Figure 1. — Position and requirement of the *FendrrBox* for survival. (A) Schematic of the *Fendrr* locus and the localization of the DNA interacting region (*FendrrBox*) in exon six. The localization of the gRNA binding sites (grey arrows) are indicated and the resulting deletion of 99bp, including the *FendrrBox*, in the genome that generates the *Fendrr^{em7PhG/em7PhG}* allele (*FendrrBox*). Genotyping of biopsies from embryos of the different genotypes. (B) Embryos and (C) life animals were generated by tetraploid aggregation and the surviving animals counted. *** P> 0.0001 by log-rank (Mantel–Cox) test.

Gene expression in FendrrNull and FendrrBox mutant developing lungs

Given the involvement of Fendrr in lung development (7) and the involvement of mutations in human FENDRR in lung disease (9), we wanted to determine the genes affected by a loss of Fendrr or the FendrrBox in developing lungs to identify Fendrr target genes. However, when we collected the lungs from surviving embryos of the E14.5 stage, we did not identify any significant dysregulation of genes, neither in the FendrrNull nor in the FendrrBox mutant lungs (Supplementary Figure S1). One explanation could be that those embryos that survived compensated for the mutation with no detectable difference in gene regulation. To circumvent this issue, we collected embryonic lungs from E12.5 stage embryos, before the time point that any lethality occurs and cultivated the lung explants ex vivo under defined conditions. After 5 days of cultivation, some lungs from all phenotypes detached from the supporting membrane. Hence, we chose to analyse 4 day cultivated lungs (corresponding then to E16.5) (Figure 2A). When we compared expression between wild type, FendrrNull and FendrrBox mutant E16.5 ex vivo lungs we found 119 genes deregulated (DE) in FendrrNull and 183 genes in FendrrBox mutant lungs compared to wild type (Figure 2B).
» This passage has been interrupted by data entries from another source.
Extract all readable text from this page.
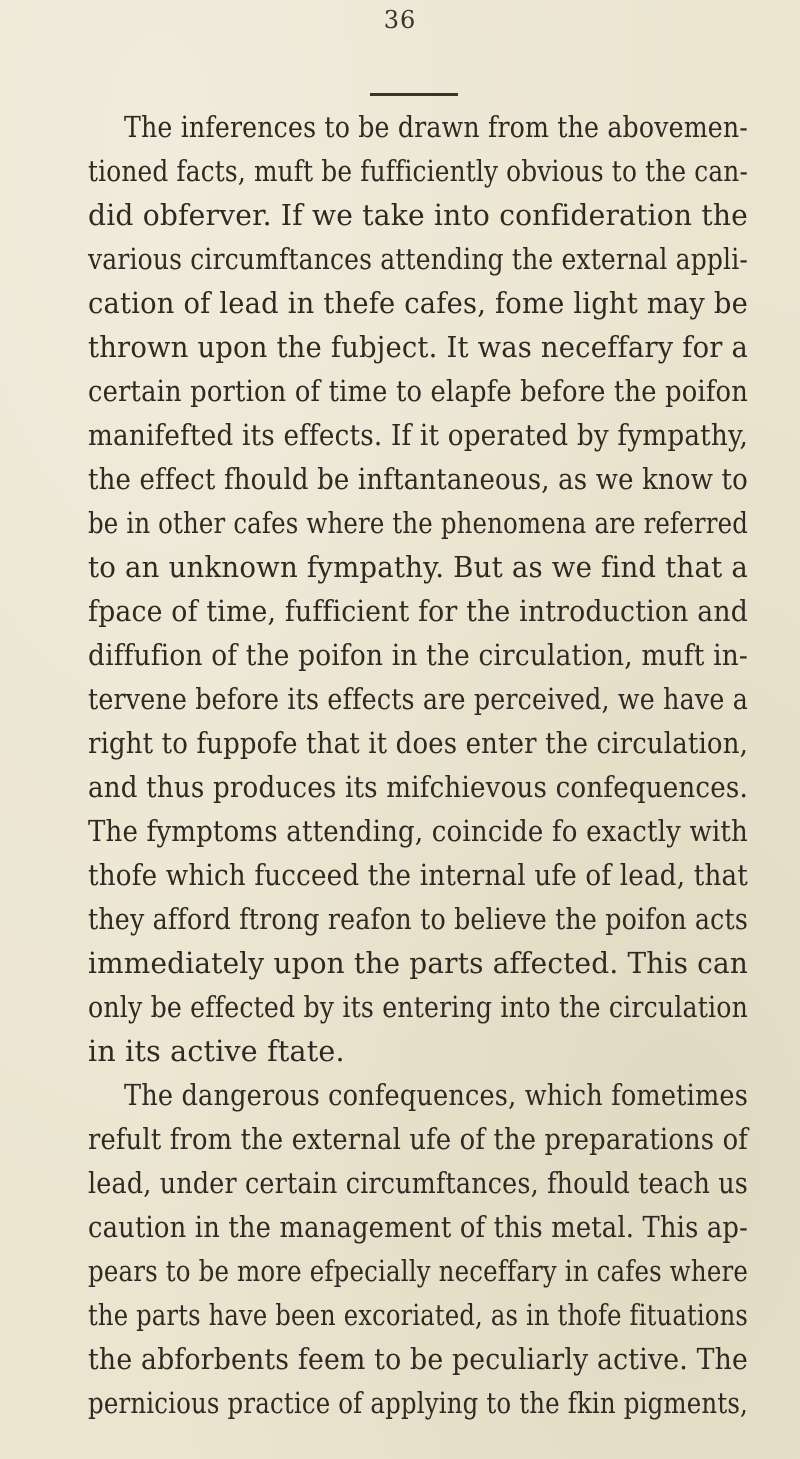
36
The inferences to be drawn from the abovemen-
tioned facts, muft be fufficiently obvious to the can-
did obferver. If we take into confideration the
various circumftances attending the external appli-
cation of lead in thefe cafes, fome light may be
thrown upon the fubject. It was neceffary for a
certain portion of time to elapfe before the poifon
manifefted its effects. If it operated by fympathy,
the effect fhould be inftantaneous, as we know to
be in other cafes where the phenomena are referred
to an unknown fympathy. But as we find that a
fpace of time, fufficient for the introduction and
diffufion of the poifon in the circulation, muft in-
tervene before its effects are perceived, we have a
right to fuppofe that it does enter the circulation,
and thus produces its mifchievous confequences.
The fymptoms attending, coincide fo exactly with
thofe which fucceed the internal ufe of lead, that
they afford ftrong reafon to believe the poifon acts
immediately upon the parts affected. This can
only be effected by its entering into the circulation
in its active ftate.
The dangerous confequences, which fometimes
refult from the external ufe of the preparations of
lead, under certain circumftances, fhould teach us
caution in the management of this metal. This ap-
pears to be more efpecially neceffary in cafes where
the parts have been excoriated, as in thofe fituations
the abforbents feem to be peculiarly active. The
pernicious practice of applying to the fkin pigments,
When we analysed the GO terms of downregulated genes in both Fendrr mutants we found mainly genes involved in lung and respiratory system development, as well as cell-cell contact organization and extracellular matrix organization (Figure 2C). Upregulated genes in both mutants were mostly associated with genome organization, replication, and genome regulation. Overall, 60 genes were commonly dysregulated in both mutants (Figure 2D) and in both mutants these genes are dysregulated in the same direction (Figure 2E). Moreover, separate analysis of FendrrNull and FendrrBox deregulated genes using the metascape database (27) identified lung fibrosis as a common pathway in both (Figure 2D and Supplementary Figure S2), a major condition of various lung diseases, including idiopathic pulmonary fibrosis (IPF).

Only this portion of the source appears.